Leider Gottes musste ich zugeben, dass Marcus' Plan gar nicht so absurd klang, wie ich im ersten Moment dachte. Ich schaute hinunter auf meine staubigen Schuhe. "Fuck, ja. Lass uns abhauen", rutschte mir über die Lippen und Marcus schaute überrascht auf. Ich sah ihn an. "Im Ernst?" Es sah fast so aus, als hätte er mit Vielem gerechnet, aber nicht mit dieser Antwort. Mit einem Nicken stimmte ich ihm zu. Seine Augen wurden groß. Sie funkelten, sogar hier im Dunkeln.

"Ganz sicher?", fragte Marcus noch einmal, um wirklich sicherzugehen. "Ja, Marcus. Ganz sicher", antwortete ich und schaute ihm dabei tief in die Augen, um so überzeugend wie möglich zu klingen. Ein breites Lächeln huschte ihm übers Gesicht, bevor er mich in seine Arme schloss. Ich rutschte ein Stück in seine Richtung und vergrub mein Gesicht in seinem Nacken. Beinahe stiegen mir die Tränen in die Augen, doch ich konnte sie gerade noch unterdrücken.

Wir lösten uns voneinander und er sah mich an. "Du bist unglaublich, weißt du das?", flüsterte er kaum hörbar. Ich musste schlucken. Ein Kribbeln breitete sich in meiner Bauchregion aus und ich schüttelte den Kopf. Nein, Davina. Hör auf damit. Schmetterlinge im Bauch konnte ich mir nicht leisten. Die letzten Male ging das alles andere als gut aus.

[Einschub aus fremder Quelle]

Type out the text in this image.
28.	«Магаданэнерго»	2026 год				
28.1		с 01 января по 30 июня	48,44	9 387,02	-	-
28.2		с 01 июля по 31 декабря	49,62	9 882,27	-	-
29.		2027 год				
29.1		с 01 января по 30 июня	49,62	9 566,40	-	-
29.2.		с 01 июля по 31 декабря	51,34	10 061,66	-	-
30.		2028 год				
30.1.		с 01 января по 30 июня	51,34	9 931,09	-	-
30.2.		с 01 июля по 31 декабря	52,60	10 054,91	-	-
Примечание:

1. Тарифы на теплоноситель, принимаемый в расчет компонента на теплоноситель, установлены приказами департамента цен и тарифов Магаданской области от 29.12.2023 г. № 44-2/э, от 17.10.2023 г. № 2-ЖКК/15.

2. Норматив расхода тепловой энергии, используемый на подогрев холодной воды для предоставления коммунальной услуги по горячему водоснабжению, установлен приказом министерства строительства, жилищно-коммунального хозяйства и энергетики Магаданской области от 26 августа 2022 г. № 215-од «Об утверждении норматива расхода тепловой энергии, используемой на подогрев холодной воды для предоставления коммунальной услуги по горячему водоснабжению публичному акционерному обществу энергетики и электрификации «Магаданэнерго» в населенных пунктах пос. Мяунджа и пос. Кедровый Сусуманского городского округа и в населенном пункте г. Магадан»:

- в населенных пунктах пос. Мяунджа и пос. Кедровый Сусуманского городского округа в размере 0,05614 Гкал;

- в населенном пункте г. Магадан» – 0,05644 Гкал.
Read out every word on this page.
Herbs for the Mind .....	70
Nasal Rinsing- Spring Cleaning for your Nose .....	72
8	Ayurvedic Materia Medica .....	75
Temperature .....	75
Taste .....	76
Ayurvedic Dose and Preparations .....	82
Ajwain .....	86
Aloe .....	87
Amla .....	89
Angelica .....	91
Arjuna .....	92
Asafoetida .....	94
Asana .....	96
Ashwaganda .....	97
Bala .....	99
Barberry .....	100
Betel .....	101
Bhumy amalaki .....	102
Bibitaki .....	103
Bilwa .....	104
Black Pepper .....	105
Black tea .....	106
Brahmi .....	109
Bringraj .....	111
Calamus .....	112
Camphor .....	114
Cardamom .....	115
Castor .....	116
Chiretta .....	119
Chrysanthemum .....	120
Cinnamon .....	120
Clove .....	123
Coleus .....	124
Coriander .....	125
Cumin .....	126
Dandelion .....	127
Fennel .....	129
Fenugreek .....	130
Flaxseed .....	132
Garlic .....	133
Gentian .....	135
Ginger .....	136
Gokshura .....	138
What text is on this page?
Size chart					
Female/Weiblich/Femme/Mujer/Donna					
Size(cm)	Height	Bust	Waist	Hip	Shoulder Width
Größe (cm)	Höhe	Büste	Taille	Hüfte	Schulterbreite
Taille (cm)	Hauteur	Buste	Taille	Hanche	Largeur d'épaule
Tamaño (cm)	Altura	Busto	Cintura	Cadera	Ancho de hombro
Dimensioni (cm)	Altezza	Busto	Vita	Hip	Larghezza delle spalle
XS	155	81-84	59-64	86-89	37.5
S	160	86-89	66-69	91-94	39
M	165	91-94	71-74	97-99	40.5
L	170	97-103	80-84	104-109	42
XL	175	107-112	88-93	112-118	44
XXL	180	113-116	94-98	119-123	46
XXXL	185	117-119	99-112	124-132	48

"Komm, wir machen uns auf den Weg zurück, bevor wir Ärger bekommen", meinte Marcus und sprang von der Motorhaube des geliehenen Wagens. Ich tat es ihm gleich. Wir stiegen wieder ins Auto. "Wo hast du überhaupt Fahren gelernt?", fragte ich ihn neugierig. Er zuckte mit den Achseln. "In der Not wird man erfinderisch." Er lachte leicht und startete den Motor des Autos.

"Kann ich dich etwas fragen?" Ich nickte. "Schieß' los." Marcus fuhr los, hinaus auf den menschenleeren Highway. "Wie ist das? Das Leben als Teenager in einer normalen Familie? High School, Freunde, Partys und so weiter..."

Ich seufzte leise und lehnte mich nach hinten in den Sitz. "Besser als die Straße, aber nicht so toll, wie man es sich vorstellt. Man wird für jeden Scheiß verurteilt. Mädchen in diesem Alter sind ziemliche Bitches und Lehrer versuchen dir das Leben zur Hölle zu machen."